Dunkle Tapete, weißgestrichene Türen und Fenster, grauer Spannteppich, außerdem einige Perser. Links vorne schmale Tapetentür, weiter rückwärts, schräg ins Zimmer hereingestellt, ein schöner schwarzer Flügel, rechter Hand neben ihm eine Ständerlampe mit smaragdgrünem Seidenschirm. Rechts vorne an der Wand, fast bis an die Decke emporreichend, eine offene Bibliothek, davor ein behäbiger Schreibtisch mit bequemem Armstuhl. Zwanglos um ihn gruppiert einige weitläufige Lederfauteuils. Weiter rückwärts in der Rechtswand hohes dreiteiliges Fenster mit Spitzenstores. In der Mitte der Hintergrundwand breite offene Tür ins Speisezimmer. Sonst noch an den Wänden Radierungen und Stiche: Porträts von Beethoven, Brahms und Bruckner, alte Stadtansichten. Auf dem Schreibtisch außer einer bronzenen Garnitur elektrische Lampe mit gleichfalls smaragdgrünem Schirm und ein Telephonapparat. In der Mitte des Plafonds einfache Deckenbeleuchtung.

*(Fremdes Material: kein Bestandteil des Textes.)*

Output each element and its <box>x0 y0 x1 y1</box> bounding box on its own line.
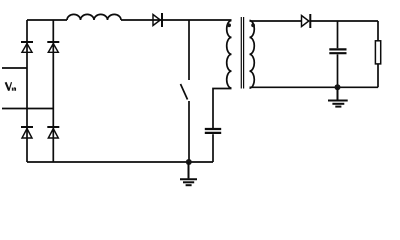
node polarity dot primary <box>227 23 231 27</box>
resistor R load <box>375 41 380 64</box>
ground G2 <box>328 87 348 106</box>
wire C2 top lead <box>337 21 339 48</box>
wire resistor bottom lead <box>377 64 379 87</box>
wire bottom return bus <box>27 161 213 163</box>
diode D2 <box>302 14 311 28</box>
wire C2 bottom lead <box>337 54 339 87</box>
diode D4 top-right <box>47 42 59 52</box>
wire bridge left rail <box>26 20 28 162</box>
node polarity dot secondary <box>251 23 255 27</box>
wire AC input line 2 <box>2 108 53 110</box>
diode D3 top-left <box>21 42 33 52</box>
wire resistor top lead <box>377 21 379 41</box>
wire top DC bus <box>27 19 232 21</box>
wire bridge right rail <box>52 20 54 162</box>
switch S1 top lead <box>188 20 190 80</box>
node junction dot switch-ground <box>186 159 192 165</box>
wire primary-bottom to C1 <box>213 89 232 129</box>
transformer T1 secondary winding <box>250 21 255 89</box>
diode D1 <box>153 13 162 27</box>
capacitor C2 <box>329 49 346 53</box>
switch S1 bottom lead <box>188 101 190 162</box>
ground G1 <box>180 162 197 185</box>
transformer T1 core <box>241 17 243 89</box>
diode D6 bottom-right <box>47 127 59 138</box>
inductor L1 <box>67 14 121 20</box>
wire secondary top <box>250 20 379 22</box>
capacitor C1 <box>205 129 221 133</box>
wire C1 to bottom bus <box>212 134 214 162</box>
node junction dot C2-ground <box>335 84 341 90</box>
diode D5 bottom-left <box>21 127 33 138</box>
wire secondary bottom <box>250 86 379 88</box>
wire AC input line 1 <box>2 67 27 69</box>
label Vin <box>6 82 16 91</box>
switch S1 blade <box>181 84 188 100</box>
transformer T1 primary winding <box>227 21 232 89</box>
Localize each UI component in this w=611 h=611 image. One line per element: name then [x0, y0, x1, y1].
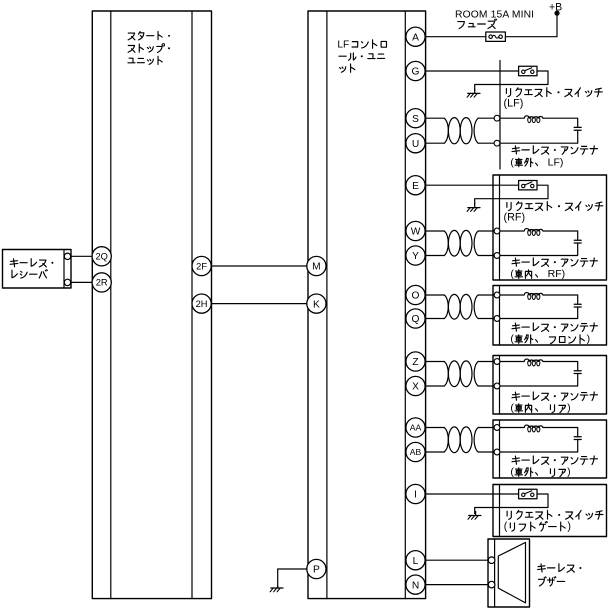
fuse ROOM 15A MINI [486, 32, 506, 41]
svg-text:+B: +B [549, 2, 562, 14]
svg-text:A: A [412, 32, 419, 43]
svg-text:AA: AA [410, 423, 422, 433]
terminal A [406, 27, 425, 46]
keyless antenna (outside LF) [494, 115, 581, 146]
svg-text:2H: 2H [196, 299, 208, 309]
request switch (RF) [425, 181, 548, 205]
ground (request switch LF) [467, 89, 480, 97]
svg-text:U: U [412, 139, 419, 150]
twisted pair S-U [425, 118, 497, 144]
label +B [549, 2, 562, 14]
label (outside LF) [510, 156, 563, 168]
svg-text:X: X [412, 382, 419, 393]
svg-text:W: W [411, 227, 421, 238]
svg-text:(: ( [510, 268, 514, 280]
svg-text:I: I [414, 490, 417, 501]
wire P to ground [278, 569, 307, 588]
node +B [554, 11, 559, 16]
start-stop unit box [92, 11, 211, 599]
svg-text:(RF): (RF) [504, 211, 526, 223]
label request switch liftgate [507, 510, 603, 519]
terminal W [406, 221, 425, 240]
svg-text:L: L [413, 556, 419, 567]
buzzer pin (L) [488, 557, 495, 564]
svg-text:): ) [567, 520, 571, 532]
terminal X [406, 376, 425, 395]
svg-text:(LF): (LF) [504, 97, 524, 109]
label (RF) [504, 211, 526, 223]
svg-text:(: ( [504, 520, 508, 532]
label (inside RF) [510, 268, 565, 280]
svg-text:G: G [412, 67, 420, 78]
receiver pin (to 2R) [64, 279, 70, 285]
svg-text:E: E [412, 181, 419, 192]
liftgate box inner rail [499, 485, 501, 537]
buzzer pin (N) [488, 581, 495, 588]
svg-text:Y: Y [412, 251, 419, 262]
svg-text:RF): RF) [548, 268, 566, 280]
svg-text:): ) [587, 333, 591, 345]
svg-text:P: P [313, 565, 320, 576]
svg-text:Z: Z [412, 357, 418, 368]
svg-text:N: N [412, 580, 419, 591]
keyless receiver connector rail [63, 250, 65, 289]
keyless antenna (inside rear) [494, 359, 581, 389]
terminal 2F [192, 256, 211, 275]
label keyless antenna front [512, 323, 598, 331]
terminal G [406, 61, 425, 80]
terminal N [406, 575, 425, 594]
antenna box (inside rear) [493, 356, 607, 415]
terminal 2H [192, 294, 211, 313]
front box inner rail [499, 286, 501, 346]
wire 2H to K [211, 303, 308, 305]
start-stop unit right connector rail [191, 11, 193, 599]
svg-text:): ) [567, 402, 571, 414]
ground (LF control unit P) [270, 586, 283, 592]
LF control unit label [337, 40, 386, 73]
terminal P [307, 559, 326, 578]
terminal S [406, 109, 425, 128]
buzzer inner rail [494, 539, 496, 607]
terminal 2R [92, 273, 111, 292]
svg-text:(: ( [510, 466, 514, 478]
antenna box (outside front) [493, 286, 607, 346]
label keyless buzzer [538, 564, 582, 586]
terminal 2Q [92, 247, 111, 266]
label (outside front) [510, 333, 590, 345]
terminal M [307, 256, 326, 275]
svg-text:S: S [412, 114, 419, 125]
twisted pair Z-X [425, 361, 497, 387]
keyless receiver label [10, 259, 53, 278]
terminal O [406, 285, 425, 304]
svg-text:Q: Q [412, 314, 420, 325]
wire 2F to M [211, 265, 308, 267]
LF control unit left connector rail [326, 11, 328, 599]
svg-text:2Q: 2Q [95, 252, 107, 262]
svg-text:K: K [313, 299, 320, 310]
keyless antenna (outside rear) [494, 425, 581, 455]
label (inside rear) [510, 402, 570, 414]
svg-text:ROOM 15A MINI: ROOM 15A MINI [455, 9, 534, 20]
wire N to buzzer [425, 584, 492, 586]
wire A to fuse [425, 36, 486, 38]
wire receiver to 2R [71, 281, 93, 283]
terminal AB [406, 442, 425, 461]
keyless buzzer box [488, 539, 530, 607]
label keyless antenna RF [512, 258, 598, 266]
label request switch RF [507, 202, 603, 211]
terminal E [406, 176, 425, 195]
svg-text:LF): LF) [548, 156, 564, 168]
start-stop unit label [128, 31, 170, 64]
rear-in box inner rail [499, 356, 501, 415]
wire receiver to 2Q [71, 255, 93, 257]
buzzer horn [498, 542, 525, 603]
svg-text:LF: LF [337, 40, 349, 51]
terminal Q [406, 309, 425, 328]
request switch RF box [493, 175, 607, 280]
LF control unit box [308, 11, 426, 599]
label request switch LF [506, 88, 602, 97]
terminal AA [406, 418, 425, 437]
terminal Z [406, 352, 425, 371]
twisted pair AA-AB [425, 427, 497, 453]
keyless antenna (inside RF) [494, 228, 581, 258]
terminal U [406, 134, 425, 153]
label keyless antenna rear-out [512, 456, 598, 464]
ground (request switch liftgate) [468, 512, 481, 520]
svg-text:(: ( [510, 156, 514, 168]
terminal Y [406, 246, 425, 265]
terminal L [406, 551, 425, 570]
wire L to buzzer [425, 559, 492, 561]
wire fuse to +B [505, 14, 557, 37]
twisted pair O-Q [425, 294, 497, 319]
antenna box (outside rear) [493, 420, 607, 478]
request switch box (liftgate) [493, 485, 607, 537]
fuse label (fuse) [458, 19, 497, 29]
ground (request switch RF) [467, 203, 480, 211]
svg-text:): ) [567, 466, 571, 478]
svg-text:AB: AB [410, 447, 422, 457]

Wenn der Vorhang aufgeht, ist der Raum nur durch die Deckenbeleuchtung matt erhellt. Das Fenster ist offen. Der Mond zeichnet das zarte Muster der Spitzenstores auf den Teppich. Sie bewegen sich manchmal im leisen Luftzug des Maiabends. Von der Straße herauf abwechselnd Schritte und Stimmen Vorübergehender, einmal ein leises wohllautendes Pfeifen.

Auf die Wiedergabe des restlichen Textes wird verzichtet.